Fundamentação de facto.

Além dos factos que constam do relatório que antecede, e com relevância para a decisão do recurso, consta da fundamentação de direito da decisão recorrida o que a seguir se transcreve:

“Fls. 341 ss.: Da condenação a ré “Empresa X – Construção e Gestão Imobiliária, Ld.ª”:
Como se referiu na sentença proferida, a noção de litigância de má-fé abarca os comportamentos descritos nas várias alíneas do n.º 2 do art. 542º, do CPC, assumindo aqui especial relevância as alíneas a) e b), nos termos da quais «[d]iz-se litigante de má fé quem, com dolo ou negligência grave: a) [t]iver deduzido pretensão ou oposição cuja falta de fundamento não devia ignorar; b) [t]iver alterado a verdade dos factos ou omitido factos relevantes para a decisão da causa».
Se a parte, com propósito malicioso, ou seja, com má-fé material, pretender convencer o tribunal de um facto ou de uma pretensão que sabe ser ilegítima, distorcendo a realidade por si conhecida, ou se voluntariamente fizer do processo um uso reprovável ou deduzir oposição cuja falta de fundamento não devia ignorar - má-fé instrumental -, deve ser condenada como litigante de má-fé.
No caso dos autos, a litigância de má-fé é imputada à ré advém do facto de ter alegado haver pago ao autor o preço correspondente à venda do apartamento (€ 48.500,00) quando tal não corresponde à verdade.
Não pode haver lapso nessa afirmação, que se tem por dolosa.

Efectivamente, na sentença proferida deu-se como provado, a propósito da conduta processual das partes, o seguinte:

1) Contrariamente ao alegado pela ré (que afirmou que foi a autora quem angariou o comprador, fez o negócio que entendeu com este e esteve presente no dia e hora da celebração da escritura, sendo ainda que, recebeu o valor equivalente ao produto dessa venda, e deu quitação da aludida dação em cumprimento – artigo 49º da contestação), não foi a autora quem negociou a compra e venda da fracção referida em 5-d), preço e demais condições, tampouco tendo estado algum representante da autora presente no dia da celebração da compra e venda.
2) Contrariamente ao alegado pela ré, a autora não recebeu da ré, e esta não lhe pagou, o valor equivalente ao produto dessa venda (€ 48.500,00) – sublinhados acrescentados.
Mais se referiu na motivação, que o grau de certeza constante do relatório emitido pelo Laboratório de Polícia Científica «não bastou para convencer o tribunal – vd. nº 2 do art. 374º do CC – na medida em que a prova no seu conjunto indicou claramente que não ficou apenas por pagar a quantia de € 3.000,00 nem foi paga à autora a quantia relativa à venda da fracção, pelo que seria altamente improvável que o seu representante legal tivesse assinado os documentos de fls. 92 a 94 (que foram assim totalmente desconsiderados), comprometendo o recebimento do que estava em falta (de resto, se a autora tivesse recebido o valor mencionado no documento de fls. 92 e 93, não faria qualquer sentido a ré ainda ser devedora do valor referido a fls. 94)» - sublinhado acrescentado.
Adiante refere-se ainda que «(…) nem os depoimentos de MS, (…) nem (…) Manuel, (…) valeram à tese do representante legal da ré, que no entender do tribunal claramente mentiu nesta matéria.

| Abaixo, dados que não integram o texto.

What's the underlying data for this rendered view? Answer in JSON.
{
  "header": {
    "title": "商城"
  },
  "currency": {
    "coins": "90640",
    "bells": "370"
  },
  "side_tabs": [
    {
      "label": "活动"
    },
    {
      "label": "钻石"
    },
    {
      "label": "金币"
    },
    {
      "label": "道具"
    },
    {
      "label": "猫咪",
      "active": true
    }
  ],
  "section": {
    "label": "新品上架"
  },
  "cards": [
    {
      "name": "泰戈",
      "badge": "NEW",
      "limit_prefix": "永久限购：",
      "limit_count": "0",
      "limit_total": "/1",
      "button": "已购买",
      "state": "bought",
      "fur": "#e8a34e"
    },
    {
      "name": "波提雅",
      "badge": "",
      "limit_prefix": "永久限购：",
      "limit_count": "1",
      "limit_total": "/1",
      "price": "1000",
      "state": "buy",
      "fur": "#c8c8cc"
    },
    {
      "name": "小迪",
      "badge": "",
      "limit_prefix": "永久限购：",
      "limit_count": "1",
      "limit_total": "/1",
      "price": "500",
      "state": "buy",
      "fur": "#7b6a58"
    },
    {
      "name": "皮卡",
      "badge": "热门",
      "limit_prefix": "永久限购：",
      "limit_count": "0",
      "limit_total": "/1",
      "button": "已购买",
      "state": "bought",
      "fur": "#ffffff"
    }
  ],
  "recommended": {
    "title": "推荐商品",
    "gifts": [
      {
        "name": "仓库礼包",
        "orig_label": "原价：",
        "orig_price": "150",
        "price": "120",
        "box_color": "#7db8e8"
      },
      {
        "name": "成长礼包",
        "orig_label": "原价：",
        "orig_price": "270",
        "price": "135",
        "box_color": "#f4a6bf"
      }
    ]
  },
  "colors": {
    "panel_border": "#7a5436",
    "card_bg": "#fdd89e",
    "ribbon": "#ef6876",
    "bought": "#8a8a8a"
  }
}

Fê-lo aquando da contestação e fê-lo aquando das declarações de parte, onde, para além de faltar à verdade quando afirmou que o representante legal da autora esteve presente aquando da outorga do contrato de compra e venda; que pagou ao representante legal da autora o valor do apartamento; que foi o representante legal da autora que negociou o apartamento e que já lhe pagou, no total, cerca de € 100.000,00 (apesar de ter quitação de muito menos do que isso), confessou de modo no mínimo leviano que o preço nunca foi de € 120.000,00 mas antes € 45.000,00 acrescido do apartamento, mas que havia interesse em facturar por € 120.000,00 para poder apresentar despesas (falsas, nesta sua tese), ao Fisco» - sublinhado acrescentado.
Assim, contrariamente ao que a parte agora afirma (no requerimento de fls. 342 ss.) não está em causa uma situação em que apenas há vencimento de uma parte e sucumbência da outra. Bem diferentemente, o que há é a apresentação, pela ré, de uma tese que, em julgamento, se provou ser falsa. De resto, ante a alegação por uma das partes, que não havia sido pago o valor de um apartamento e a alegação, pela outra, de que esse valor não só tinha sido pago como até a respectiva negociação tinha tido a participação da outra parte, era bom de ver (e isso foi discutido entre todos os intervenientes logo no início do julgamento), que alguém tinha de estar necessariamente a falsear os factos, pois não há, numa situação deste tipo, a hipótese de um “erro de comunicação” ou de uma “diferente perspectiva”. Deste modo, a condenação como litigante de má-fé só não surgiria caso o tribunal não apurasse a autoria da patranha, como apurou.
Contrariamente ao que sucedia no regime do pretérito CPC (1995), os pressupostos da responsabilidade da litigância de má-fé nas pessoas colectivas e singulares são os mesmos, não havendo que imputar-se subjectivamente aos legais representantes das primeiras a conduta processualmente censurável (vd. art. 544º do CPC).
Nos termos do nº 3 do art. 27º do RCP, a multa por litigância de má-fé é fixada entre 2 UC e 100 UC, sendo que, nos termos do nº 4 desta norma, o montante daquela é sempre fixado pelo juiz, tendo em consideração os reflexos da violação da lei na regular tramitação do processo e na correcta decisão da causa, a situação económica do agente e a repercussão da condenação no património deste.
No caso em apreço considero que, estando em causa uma pessoa colectiva a quem não são conhecidas quaisquer dificuldades financeiras, o valor da multa a aplicar haverá de situar-se próximo do máximo legal (já que o valor com que a litigante tentou indevidamente locupletar-se ascende a € 48.500,00).
Na verdade, havendo instrumentalização do tribunal para se obter um direito que a parte sabe não lhe pertencer, não só esta não deverá deixar de ser sancionada como, quando ao montante a considerar, em abstracto afigurar-se-ia razoável condená-la, a título de multa, em quantia não inferior àquela com que injustamente pretendeu locupletar-se, no uso indevido do processo e do seu direito de acesso à justiça.
No caso em apreço, contudo, o valor com que a parte pretendia locupletar-se excede o valor máximo da multa aplicável.
Não é também de desconsiderar o facto de existir litígio não ficcionado quanto à existência de defeitos na obra.
Tudo considerado, fixo em 60 (sessenta) UC o valor da multa em que a ré “Empresa X – Construção e Gestão Imobiliária, Ld.ª” vai condenada.
Notifique.
G., 14.02.2017”
(…)

Fundamentação de direito.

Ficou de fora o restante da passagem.